GPG supports symmetric encryption. A web search should turn up thousands of pages describing that feature. (Some will be out of date regarding the default cipher and other details; consult the documentation for the current GPG version. I think the default now might be AES-128 CBC, with SHA1 as the MDC, but I haven't checked.)
> How does GPG solve this malleable attack vector.
Hard to say without knowing what the "malleable attack vector" is.
GPG *is* intended to provide a complete, if rather minimal, cryptosystem for this use case (symmetric encryption of individual files, under a personal-use threat model). For one thing, it (by default) includes an MDC for integrity validation; for another, it provides slightly more sophisticated features for key hygiene.

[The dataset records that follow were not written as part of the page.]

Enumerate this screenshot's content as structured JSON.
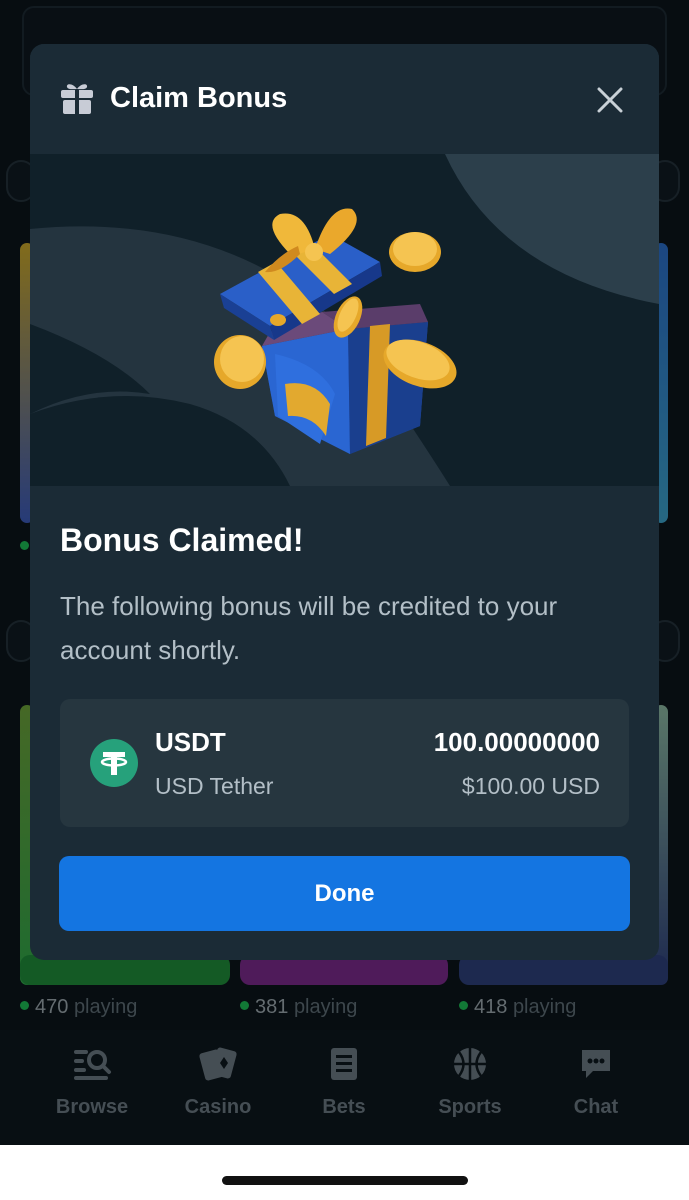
{
  "modal": {
    "title": "Claim Bonus",
    "heading": "Bonus Claimed!",
    "description": "The following bonus will be credited to your account shortly.",
    "bonus": {
      "symbol": "USDT",
      "name": "USD Tether",
      "amount": "100.00000000",
      "usd_value": "$100.00 USD"
    },
    "done_label": "Done"
  },
  "games": [
    {
      "count": "470",
      "suffix": "playing"
    },
    {
      "count": "381",
      "suffix": "playing"
    },
    {
      "count": "418",
      "suffix": "playing"
    }
  ],
  "bottom_nav": [
    {
      "label": "Browse",
      "icon": "browse-icon"
    },
    {
      "label": "Casino",
      "icon": "casino-cards-icon"
    },
    {
      "label": "Bets",
      "icon": "bets-slip-icon"
    },
    {
      "label": "Sports",
      "icon": "basketball-icon"
    },
    {
      "label": "Chat",
      "icon": "chat-bubble-icon"
    }
  ],
  "colors": {
    "accent": "#1475e1",
    "modal_bg": "#1b2b36",
    "card_bg": "#26363f",
    "tether_green": "#26a17b",
    "online_dot": "#1db954"
  }
}
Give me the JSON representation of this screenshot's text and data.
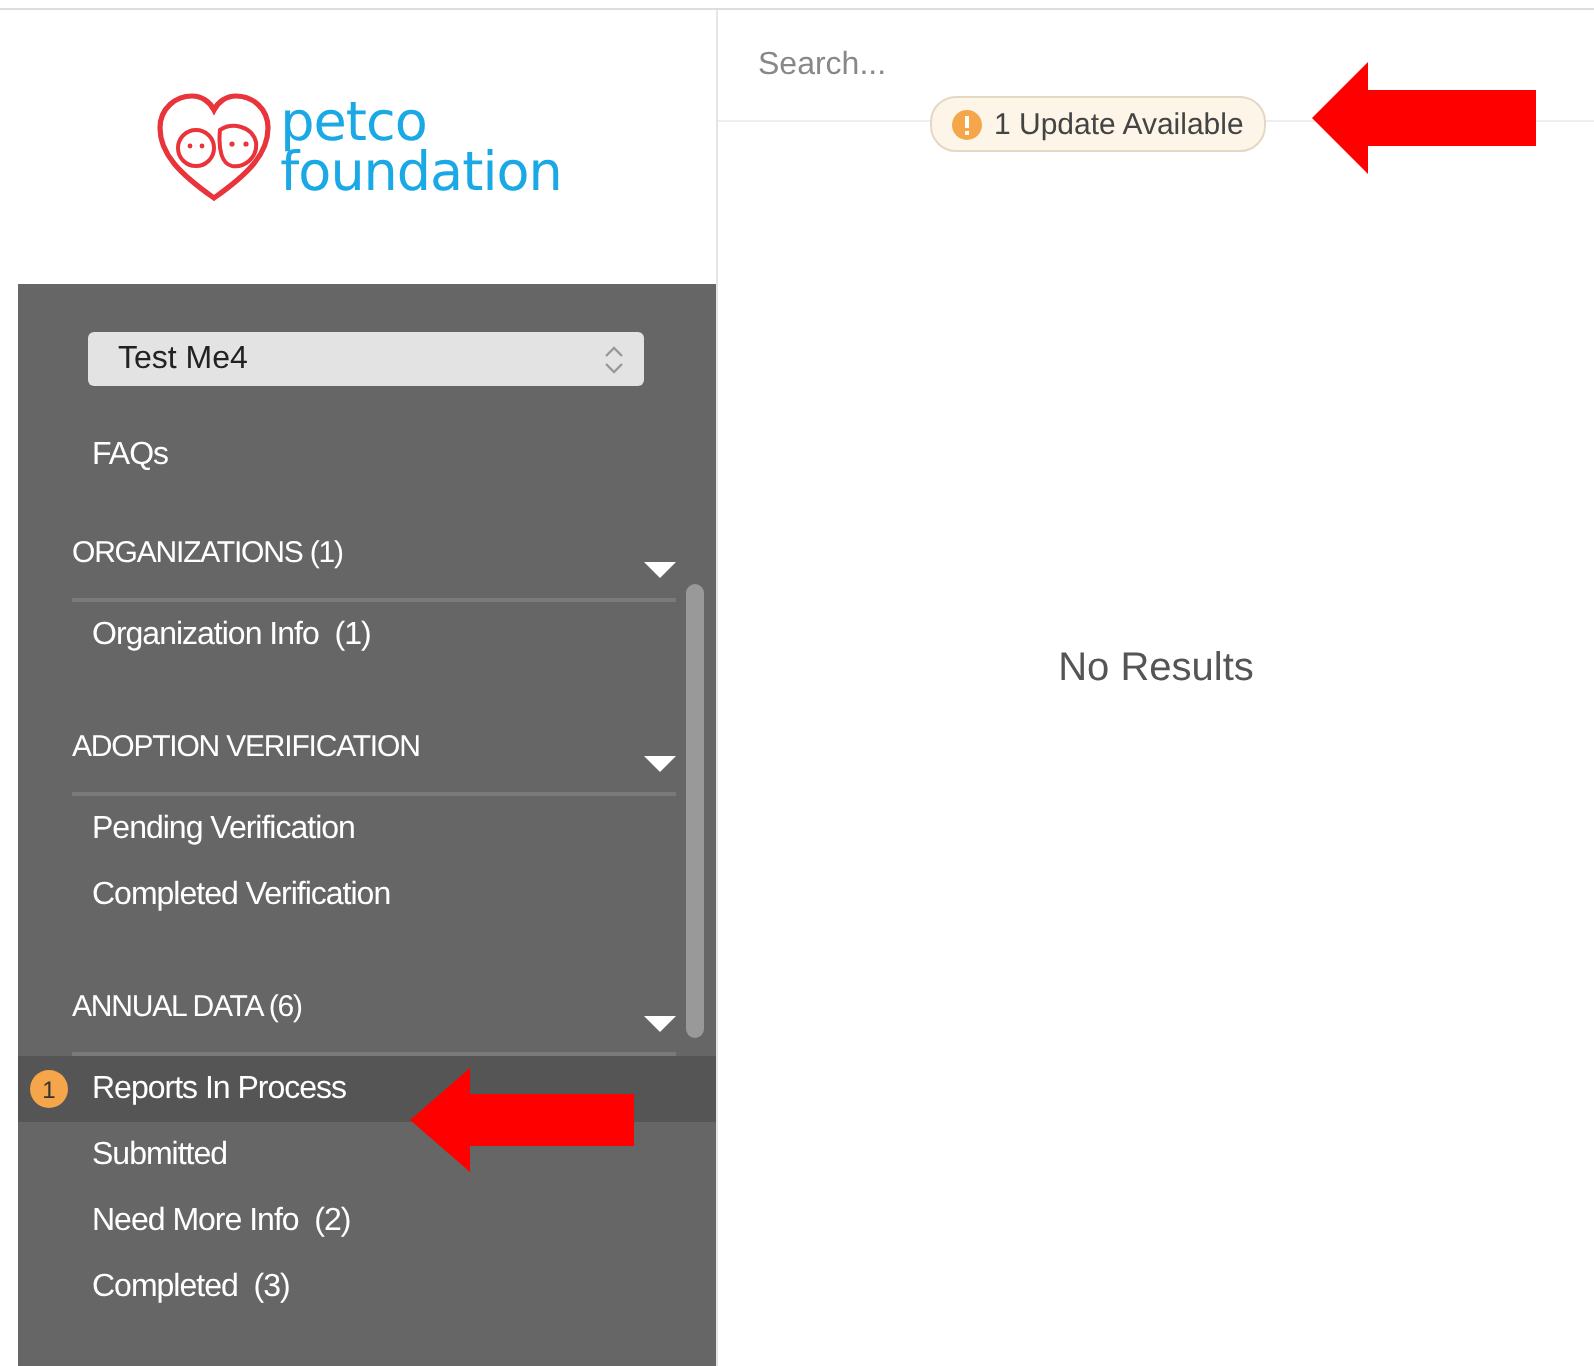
{
  "logo": {
    "line_1": "petco",
    "line_2": "foundation"
  },
  "account_select": {
    "value": "Test Me4"
  },
  "faqs_link": "FAQs",
  "sections": [
    {
      "title": "ORGANIZATIONS (1)",
      "expanded": true,
      "items": [
        {
          "label": "Organization Info  (1)",
          "selected": false
        }
      ]
    },
    {
      "title": "ADOPTION VERIFICATION",
      "expanded": true,
      "items": [
        {
          "label": "Pending Verification",
          "selected": false
        },
        {
          "label": "Completed Verification",
          "selected": false
        }
      ]
    },
    {
      "title": "ANNUAL DATA (6)",
      "expanded": true,
      "items": [
        {
          "label": "Reports In Process",
          "selected": true,
          "badge": "1"
        },
        {
          "label": "Submitted",
          "selected": false
        },
        {
          "label": "Need More Info  (2)",
          "selected": false
        },
        {
          "label": "Completed  (3)",
          "selected": false
        }
      ]
    }
  ],
  "search": {
    "placeholder": "Search..."
  },
  "update_badge": {
    "text": "1 Update Available"
  },
  "empty_message": "No Results"
}
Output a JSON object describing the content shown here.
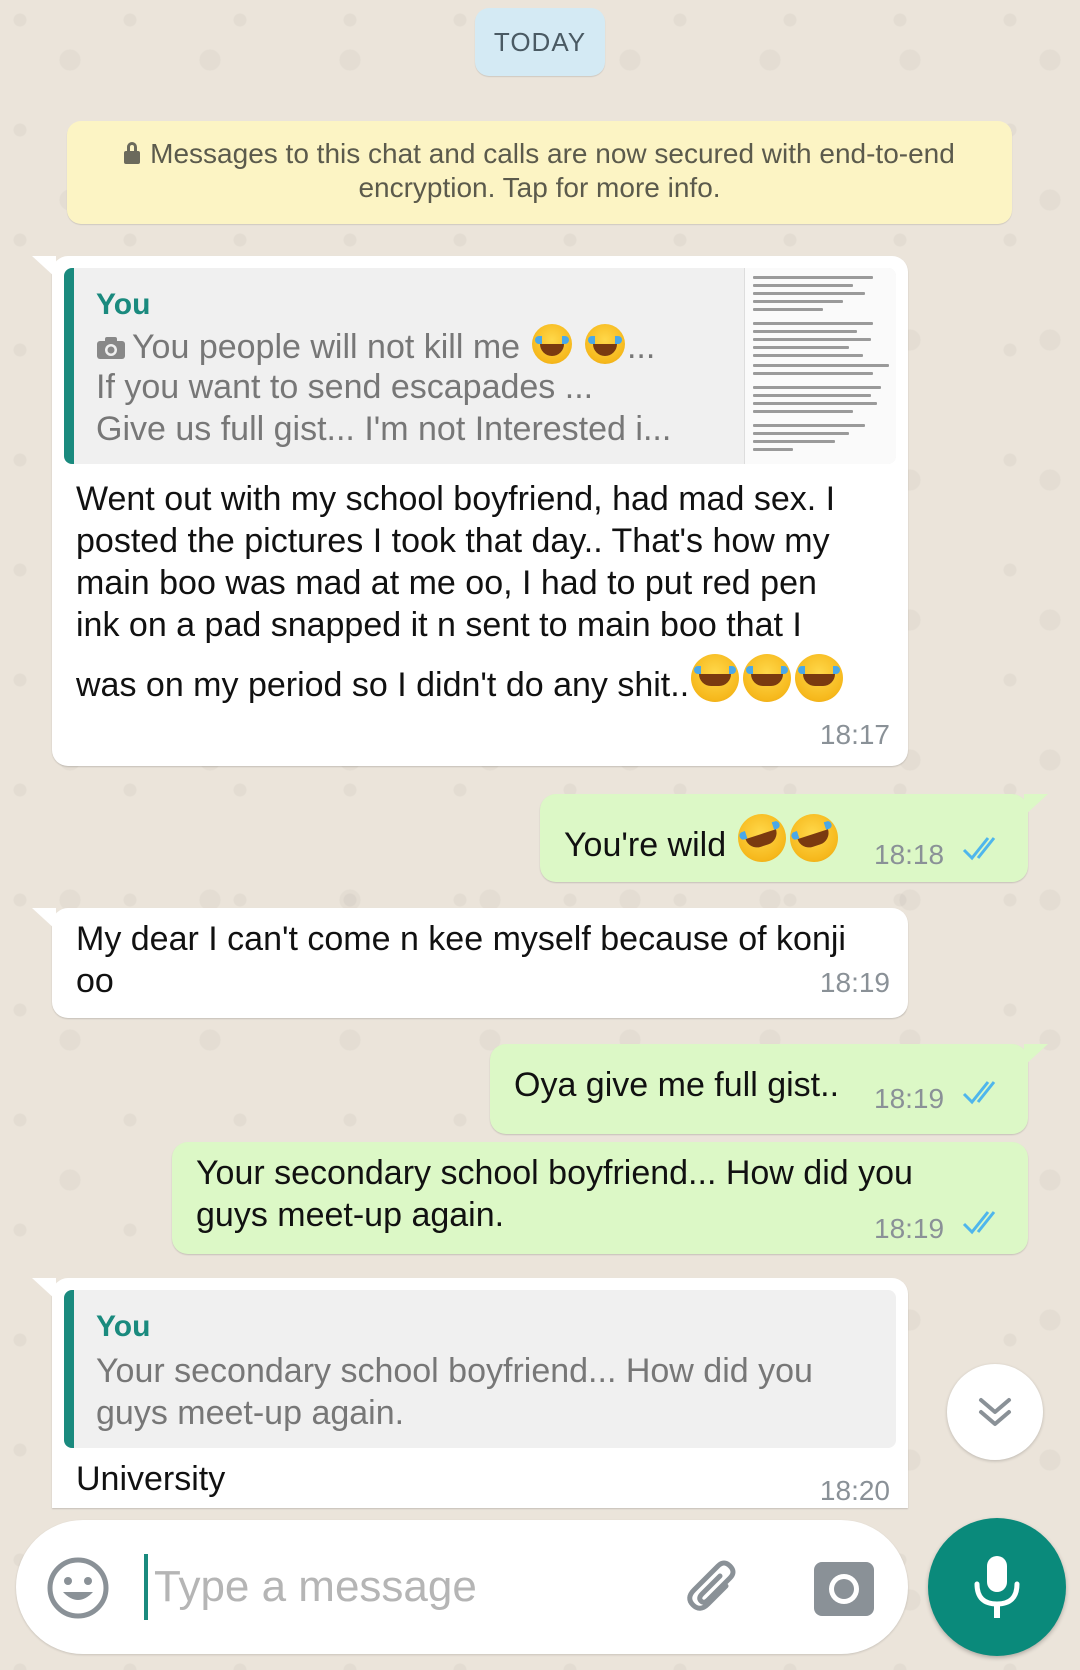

We don't really know the parameters of your use case, so it's not really possible to make a reasonable recommendation. Do you have regulatory or statutory requirements, or requirements imposed by some other authority (e.g. an employer)? How sensitive is the data? How are you managing your key? What provisions do you need to make for disaster recovery? How are you addressing file integrity? What does your threat model look like?
This is why the simplest approach is to find a complete system that addresses all your requirements. It may not be free, but then neither is your time and energy - you can pay money, or you can pay in opportunity costs and cognitive load. Of course, many people simply ignore the issues and roll their own systems. Often they'll get away with it. Sometimes it will come back to bite them.